Griffin was baptized in 2021, and meeting the Holy Father left him speechless.
“I can’t explain it because — that is yes, he is the pope — but he is Peter as well,” he told OSV News.
Xavier Warmbrunn went with the group that was traveling directly to Lisbon from Melbourne.
“We spent a couple of days in Fatima, which was nice. That was sort of more of a quiet time of reflection. And then we came to Lisbon, and it’s like one massive party,” he said.
During World Youth Day, the streets of Lisbon, at any moment of the day and night, are filled with songs, dancing and young Catholics exchanging their cultures and backgrounds.
An encouragement for faith
For Warmbrunn, a 20-year-old university student, to see that so many people believe in Christ is a big encouragement for his faith.
“Well, I think the energy over here, everybody’s proud to be Catholic and back at home — I went to a Catholic high school, and there were 2,000 people there, and I’d say maybe 20 or 30 of them were actually practicing Catholics,” he told OSV News.
“And those people didn’t really want to be known. And you wouldn’t associate with the other Catholics necessarily,” he added.
D’Souza added: “We have … a global church. We have a young church … a vibrant church. Like there’s lots of people. And I think sometimes people don’t realize that.”
Numbers of youth pouring to Lisbon rise every day. At the welcome ceremony with Pope Francis on Aug. 3, 500,000 people were reported to attend.
“After I converted, you know, I started to have doubts because I thought I might be the only young person (that is Catholic),” Griffin said.

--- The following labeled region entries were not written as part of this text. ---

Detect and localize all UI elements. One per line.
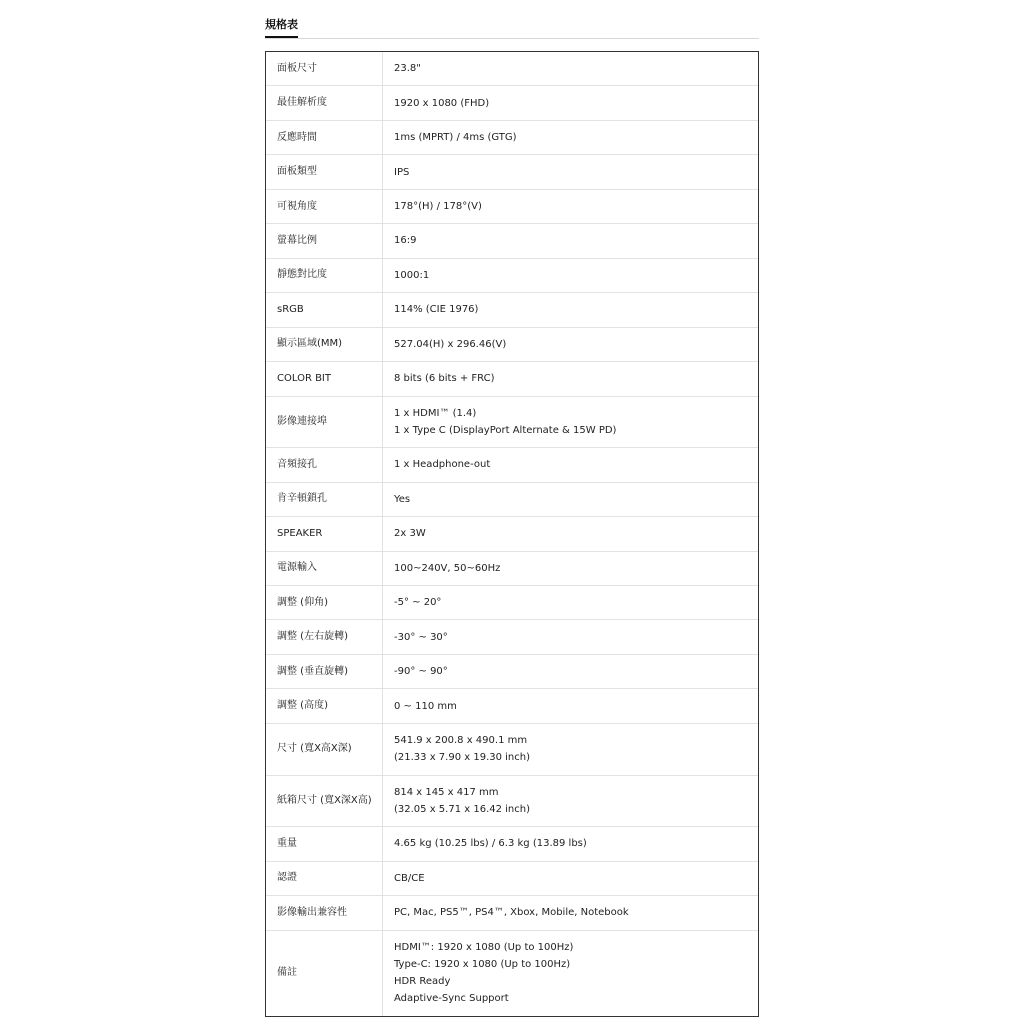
spec-value-line: 527.04(H) x 296.46(V) — [394, 338, 507, 350]
spec-label: 備註 — [266, 931, 383, 1016]
spec-value — [383, 689, 758, 722]
spec-value-line: 178°(H) / 178°(V) — [394, 201, 482, 213]
spec-value — [383, 155, 758, 188]
spec-value — [383, 328, 758, 361]
spec-label: SPEAKER — [266, 517, 383, 550]
spec-value — [383, 397, 758, 448]
spec-value-line: Adaptive-Sync Support — [394, 993, 509, 1005]
spec-label: 靜態對比度 — [266, 259, 383, 292]
spec-value — [383, 448, 758, 481]
spec-value — [383, 931, 758, 1016]
spec-value — [383, 620, 758, 653]
spec-value-line: 23.8" — [394, 63, 421, 75]
spec-value — [383, 259, 758, 292]
spec-label: 尺寸 (寬X高X深) — [266, 724, 383, 775]
spec-row — [266, 362, 758, 396]
spec-value-line: PC, Mac, PS5™, PS4™, Xbox, Mobile, Notebook — [394, 907, 629, 919]
spec-value-line: 814 x 145 x 417 mm — [394, 786, 499, 798]
spec-table — [265, 51, 759, 1017]
spec-row — [266, 620, 758, 654]
spec-label: COLOR BIT — [266, 362, 383, 395]
spec-label: 反應時間 — [266, 121, 383, 154]
spec-value-line: CB/CE — [394, 872, 425, 884]
spec-value — [383, 517, 758, 550]
spec-value-line: 4.65 kg (10.25 lbs) / 6.3 kg (13.89 lbs) — [394, 838, 587, 850]
spec-value-line: 1000:1 — [394, 269, 430, 281]
spec-label: sRGB — [266, 293, 383, 326]
spec-value-line: 1920 x 1080 (FHD) — [394, 97, 490, 109]
spec-row — [266, 293, 758, 327]
spec-row — [266, 224, 758, 258]
spec-row — [266, 155, 758, 189]
spec-value — [383, 586, 758, 619]
spec-row — [266, 259, 758, 293]
spec-row — [266, 896, 758, 930]
spec-row — [266, 862, 758, 896]
spec-value-line: -5° ~ 20° — [394, 597, 442, 609]
spec-value — [383, 827, 758, 860]
spec-value-line: 2x 3W — [394, 528, 426, 540]
spec-value-line: 100~240V, 50~60Hz — [394, 562, 501, 574]
spec-label: 調整 (垂直旋轉) — [266, 655, 383, 688]
spec-label: 螢幕比例 — [266, 224, 383, 257]
spec-value-line: 1 x Headphone-out — [394, 459, 491, 471]
spec-value — [383, 552, 758, 585]
spec-label: 音頻接孔 — [266, 448, 383, 481]
spec-row — [266, 724, 758, 776]
spec-row — [266, 776, 758, 828]
spec-label: 面板尺寸 — [266, 52, 383, 85]
spec-row — [266, 827, 758, 861]
spec-value-line: Type-C: 1920 x 1080 (Up to 100Hz) — [394, 959, 571, 971]
spec-value — [383, 655, 758, 688]
spec-value-line: (32.05 x 5.71 x 16.42 inch) — [394, 803, 531, 815]
spec-value — [383, 483, 758, 516]
spec-row — [266, 517, 758, 551]
spec-row — [266, 52, 758, 86]
spec-label: 面板類型 — [266, 155, 383, 188]
spec-label: 認證 — [266, 862, 383, 895]
spec-value-line: 1ms (MPRT) / 4ms (GTG) — [394, 132, 517, 144]
spec-value-line: 541.9 x 200.8 x 490.1 mm — [394, 735, 528, 747]
spec-row — [266, 397, 758, 449]
spec-row — [266, 483, 758, 517]
spec-value — [383, 52, 758, 85]
spec-row — [266, 121, 758, 155]
page-title: 規格表 — [265, 18, 298, 38]
spec-label: 調整 (左右旋轉) — [266, 620, 383, 653]
spec-value — [383, 862, 758, 895]
spec-label: 調整 (仰角) — [266, 586, 383, 619]
title-bar — [265, 14, 759, 39]
spec-value-line: 114% (CIE 1976) — [394, 304, 479, 316]
spec-value — [383, 724, 758, 775]
spec-value — [383, 86, 758, 119]
spec-label: 影像連接埠 — [266, 397, 383, 448]
spec-value — [383, 190, 758, 223]
spec-row — [266, 586, 758, 620]
spec-value — [383, 224, 758, 257]
spec-value — [383, 121, 758, 154]
spec-value-line: HDR Ready — [394, 976, 451, 988]
spec-label: 顯示區域(MM) — [266, 328, 383, 361]
spec-row — [266, 328, 758, 362]
spec-value-line: -30° ~ 30° — [394, 631, 448, 643]
spec-value — [383, 776, 758, 827]
spec-label: 影像輸出兼容性 — [266, 896, 383, 929]
spec-row — [266, 190, 758, 224]
spec-value-line: 8 bits (6 bits + FRC) — [394, 373, 495, 385]
spec-row — [266, 655, 758, 689]
spec-label: 可視角度 — [266, 190, 383, 223]
spec-value-line: (21.33 x 7.90 x 19.30 inch) — [394, 752, 531, 764]
spec-value-line: -90° ~ 90° — [394, 666, 448, 678]
spec-label: 調整 (高度) — [266, 689, 383, 722]
spec-label: 最佳解析度 — [266, 86, 383, 119]
spec-value-line: 16:9 — [394, 235, 417, 247]
spec-label: 肯辛頓鎖孔 — [266, 483, 383, 516]
spec-value — [383, 293, 758, 326]
spec-row — [266, 552, 758, 586]
spec-value-line: 1 x Type C (DisplayPort Alternate & 15W PD) — [394, 424, 617, 436]
spec-value — [383, 896, 758, 929]
spec-label: 紙箱尺寸 (寬X深X高) — [266, 776, 383, 827]
spec-label: 重量 — [266, 827, 383, 860]
spec-value-line: Yes — [394, 493, 411, 505]
spec-value-line: HDMI™: 1920 x 1080 (Up to 100Hz) — [394, 942, 574, 954]
spec-value-line: 1 x HDMI™ (1.4) — [394, 407, 477, 419]
spec-row — [266, 931, 758, 1016]
spec-row — [266, 689, 758, 723]
spec-value — [383, 362, 758, 395]
spec-row — [266, 448, 758, 482]
spec-value-line: 0 ~ 110 mm — [394, 700, 457, 712]
spec-value-line: IPS — [394, 166, 410, 178]
spec-label: 電源輸入 — [266, 552, 383, 585]
spec-row — [266, 86, 758, 120]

“So seeing this, it’s a complete contrast … seeing hundreds of thousands of young people, it’s amazing,” he reflected on his WYD experience.

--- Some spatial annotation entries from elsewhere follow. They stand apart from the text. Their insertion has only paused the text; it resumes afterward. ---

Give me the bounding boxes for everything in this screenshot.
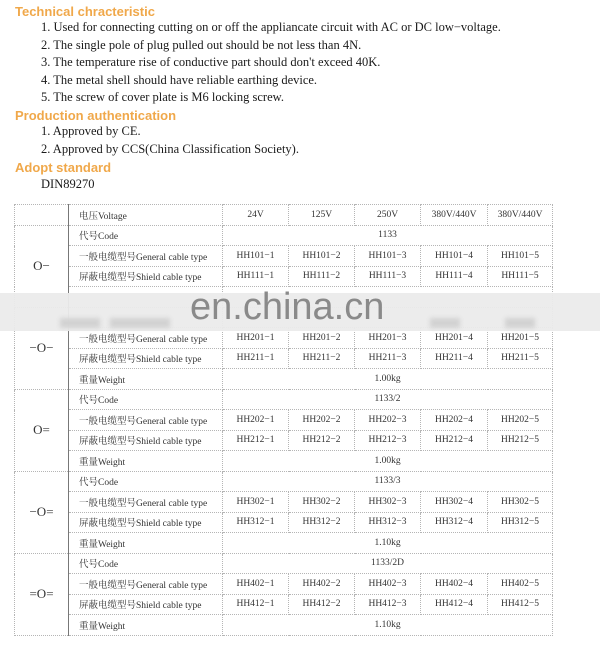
shield-cell: HH111−3 <box>355 266 421 287</box>
table-row <box>15 512 553 533</box>
shield-cell: HH312−2 <box>289 512 355 533</box>
shield-cell: HH312−5 <box>488 512 553 533</box>
watermark-blur <box>430 318 460 328</box>
code-label: 代号Code <box>69 553 223 574</box>
voltage-cell: 125V <box>289 205 355 226</box>
shield-cell: HH111−2 <box>289 266 355 287</box>
shield-cell: HH312−4 <box>421 512 488 533</box>
general-cell: HH101−5 <box>488 246 553 267</box>
authentication-item-1: 1. Approved by CE. <box>41 124 141 138</box>
table-row <box>15 594 553 615</box>
shield-cell: HH212−4 <box>421 430 488 451</box>
table-row <box>15 553 553 574</box>
technical-item-1: 1. Used for connecting cutting on or off the appliancate circuit with AC or DC low−voltage. <box>41 20 501 34</box>
shield-cell: HH212−5 <box>488 430 553 451</box>
plug-symbol: O− <box>15 225 69 307</box>
standard-value: DIN89270 <box>41 177 95 191</box>
shield-cell: HH412−5 <box>488 594 553 615</box>
general-cell: HH201−2 <box>289 328 355 349</box>
table-row <box>15 492 553 513</box>
general-cell: HH101−2 <box>289 246 355 267</box>
general-cell: HH201−1 <box>223 328 289 349</box>
shield-label: 屏蔽电缆型号Shield cable type <box>69 512 223 533</box>
weight-label: 重量Weight <box>69 533 223 554</box>
voltage-cell: 250V <box>355 205 421 226</box>
general-label: 一般电缆型号General cable type <box>69 574 223 595</box>
code-label: 代号Code <box>69 389 223 410</box>
general-cell: HH302−1 <box>223 492 289 513</box>
shield-label: 屏蔽电缆型号Shield cable type <box>69 594 223 615</box>
shield-label: 屏蔽电缆型号Shield cable type <box>69 430 223 451</box>
code-value: 1133 <box>223 225 553 246</box>
shield-cell: HH111−5 <box>488 266 553 287</box>
general-cell: HH302−3 <box>355 492 421 513</box>
authentication-heading: Production authentication <box>15 108 177 123</box>
shield-cell: HH212−1 <box>223 430 289 451</box>
code-label: 代号Code <box>69 471 223 492</box>
shield-cell: HH412−4 <box>421 594 488 615</box>
shield-cell: HH412−1 <box>223 594 289 615</box>
watermark-blur <box>60 318 100 328</box>
watermark-text: en.china.cn <box>190 286 385 328</box>
general-cell: HH202−3 <box>355 410 421 431</box>
code-value: 1133/3 <box>223 471 553 492</box>
corner-cell <box>15 205 69 226</box>
general-label: 一般电缆型号General cable type <box>69 328 223 349</box>
shield-cell: HH412−3 <box>355 594 421 615</box>
plug-symbol: −O= <box>15 471 69 553</box>
general-cell: HH101−1 <box>223 246 289 267</box>
authentication-item-2: 2. Approved by CCS(China Classification Society). <box>41 142 299 156</box>
general-cell: HH201−3 <box>355 328 421 349</box>
general-cell: HH402−2 <box>289 574 355 595</box>
weight-value: 1.00kg <box>223 369 553 390</box>
shield-cell: HH111−1 <box>223 266 289 287</box>
voltage-row <box>15 205 553 226</box>
shield-cell: HH111−4 <box>421 266 488 287</box>
general-cell: HH201−4 <box>421 328 488 349</box>
shield-cell: HH312−3 <box>355 512 421 533</box>
spec-table <box>14 204 553 636</box>
general-cell: HH202−1 <box>223 410 289 431</box>
code-label: 代号Code <box>69 225 223 246</box>
technical-heading: Technical chracteristic <box>15 4 155 19</box>
shield-cell: HH211−5 <box>488 348 553 369</box>
general-label: 一般电缆型号General cable type <box>69 246 223 267</box>
table-row <box>15 410 553 431</box>
weight-value: 1.10kg <box>223 533 553 554</box>
standard-heading: Adopt standard <box>15 160 112 175</box>
technical-item-2: 2. The single pole of plug pulled out should be not less than 4N. <box>41 38 362 52</box>
table-row <box>15 430 553 451</box>
table-row <box>15 369 553 390</box>
shield-cell: HH211−1 <box>223 348 289 369</box>
general-cell: HH402−4 <box>421 574 488 595</box>
weight-label: 重量Weight <box>69 451 223 472</box>
technical-item-5: 5. The screw of cover plate is M6 locking screw. <box>41 90 284 104</box>
general-cell: HH302−5 <box>488 492 553 513</box>
weight-value: 1.10kg <box>223 615 553 636</box>
voltage-cell: 380V/440V <box>421 205 488 226</box>
technical-item-4: 4. The metal shell should have reliable earthing device. <box>41 73 318 87</box>
general-cell: HH402−1 <box>223 574 289 595</box>
table-row <box>15 389 553 410</box>
weight-value: 1.00kg <box>223 451 553 472</box>
general-cell: HH402−3 <box>355 574 421 595</box>
table-row <box>15 225 553 246</box>
voltage-label: 电压Voltage <box>69 205 223 226</box>
shield-label: 屏蔽电缆型号Shield cable type <box>69 266 223 287</box>
general-cell: HH302−2 <box>289 492 355 513</box>
shield-cell: HH211−3 <box>355 348 421 369</box>
plug-symbol: −O− <box>15 307 69 389</box>
code-value: 1133/2D <box>223 553 553 574</box>
general-label: 一般电缆型号General cable type <box>69 492 223 513</box>
general-cell: HH101−4 <box>421 246 488 267</box>
watermark-blur <box>110 318 170 328</box>
watermark-blur <box>505 318 535 328</box>
general-cell: HH201−5 <box>488 328 553 349</box>
general-cell: HH202−4 <box>421 410 488 431</box>
plug-symbol: =O= <box>15 553 69 635</box>
shield-cell: HH211−2 <box>289 348 355 369</box>
shield-label: 屏蔽电缆型号Shield cable type <box>69 348 223 369</box>
shield-cell: HH212−2 <box>289 430 355 451</box>
weight-label: 重量Weight <box>69 615 223 636</box>
shield-cell: HH412−2 <box>289 594 355 615</box>
voltage-cell: 24V <box>223 205 289 226</box>
voltage-cell: 380V/440V <box>488 205 553 226</box>
shield-cell: HH212−3 <box>355 430 421 451</box>
table-row <box>15 615 553 636</box>
code-value: 1133/2 <box>223 389 553 410</box>
table-row <box>15 533 553 554</box>
weight-label: 重量Weight <box>69 369 223 390</box>
shield-cell: HH312−1 <box>223 512 289 533</box>
general-cell: HH402−5 <box>488 574 553 595</box>
table-row <box>15 574 553 595</box>
general-cell: HH101−3 <box>355 246 421 267</box>
general-label: 一般电缆型号General cable type <box>69 410 223 431</box>
table-row <box>15 451 553 472</box>
shield-cell: HH211−4 <box>421 348 488 369</box>
general-cell: HH202−5 <box>488 410 553 431</box>
general-cell: HH202−2 <box>289 410 355 431</box>
table-row <box>15 246 553 267</box>
general-cell: HH302−4 <box>421 492 488 513</box>
table-row <box>15 266 553 287</box>
table-row <box>15 348 553 369</box>
plug-symbol: O= <box>15 389 69 471</box>
table-row <box>15 471 553 492</box>
technical-item-3: 3. The temperature rise of conductive part should don't exceed 40K. <box>41 55 381 69</box>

Asked what is the key to the evangelization of young people, Archbishop Comensoli told OSV News that he thought “there’s not one particular key. There’s a sense of one just traveling with a company … I think there is a deep importance of what the company is: learn and receive from the young people themselves.”
Archbishop Comensoli himself is responsible for 87 young leaders from his archdiocese during WYD in Lisbon. What he appreciates very much in terms of catechesis of the youth is “the conversations at breakfast time, the little snippets as you’re walking along, of someone sharing a little bit of what’s on their heart, the pointing out of things, the being in with the crowd, all these little moments,” he said.
Developing young leaders
Bridget Taylor, a young teacher and participant of the “Emerging Leaders” program of the pilgrimage, said that, “The program is about encouraging us to strengthen our faith, understand our (faith) and be able to lead young people who we work with, the students in their own journey, in their own Catholic journey.”

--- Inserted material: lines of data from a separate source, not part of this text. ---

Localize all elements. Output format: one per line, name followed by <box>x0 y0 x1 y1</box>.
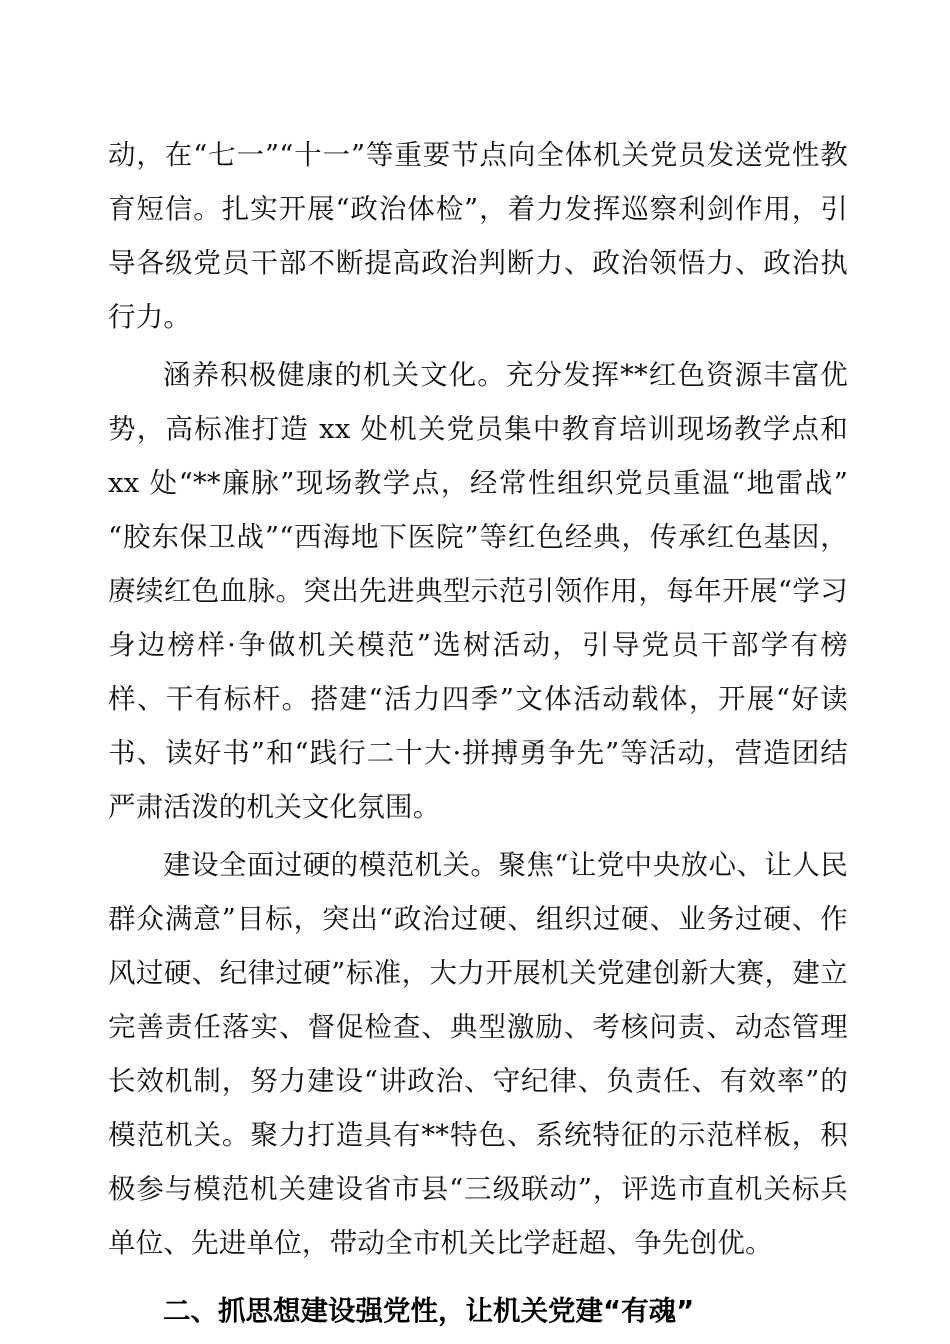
document-body <box>108 128 848 1338</box>
paragraph: 涵养积极健康的机关文化。充分发挥**红色资源丰富优势，高标准打造 xx 处机关党员集中教育培训现场教学点和 xx 处“**廉脉”现场教学点，经常性组织党员重温“地雷战”“胶东保卫战”“西海地下医院”等红色经典，传承红色基因，赓续红色血脉。突出先进典型示范引领作用，每年开展“学习身边榜样·争做机关模范”选树活动，引导党员干部学有榜样、干有标杆。搭建“活力四季”文体活动载体，开展“好读书、读好书”和“践行二十大·拼搏勇争先”等活动，营造团结严肃活泼的机关文化氛围。 <box>108 359 848 823</box>
paragraph: 动，在“七一”“十一”等重要节点向全体机关党员发送党性教育短信。扎实开展“政治体检”，着力发挥巡察利剑作用，引导各级党员干部不断提高政治判断力、政治领悟力、政治执行力。 <box>108 139 848 333</box>
paragraph: 建设全面过硬的模范机关。聚焦“让党中央放心、让人民群众满意”目标，突出“政治过硬、组织过硬、业务过硬、作风过硬、纪律过硬”标准，大力开展机关党建创新大赛，建立完善责任落实、督促检查、典型激励、考核问责、动态管理长效机制，努力建设“讲政治、守纪律、负责任、有效率”的模范机关。聚力打造具有**特色、系统特征的示范样板，积极参与模范机关建设省市县“三级联动”，评选市直机关标兵单位、先进单位，带动全市机关比学赶超、争先创优。 <box>108 849 848 1259</box>
section-heading: 二、抓思想建设强党性，让机关党建“有魂” <box>163 1295 695 1327</box>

Archbishop Comensoli said that World Youth Day for him is very much about what happens when young people get back to their families, schools, universities and jobs.
“World Youth Day will do its thing. It does its magic and that’s terrific,” he said. “But it’s what’s done with that when we get home … as they move into whatever decisions they make around career and family and so on, vocational decisions, all of that matters.”
“It’s not about the souvenirs,” Fucile said. “I think it’s more about … I want to bring back the social skills to talk to lots of people. I want to bring back the gratitude. I want to be able to be grateful for a lot more things.”
Taylor underlined that she feels “that just like Mary and the theme of World Youth Day, we need to arise and go with haste. And as Mary is a female role model and myself as a female educator and teacher, I feel that that’s my responsibility to be that role model for the young people,” she said.
For Griffin, it’s important to “just to bring the fire, to bring that excitement that everyone has here with me and to sort of keep that fire going.”
“When I get home, I make sure that people are … excited for their faith,” he said. That “they love the pope, and they know that being a Catholic is awesome.”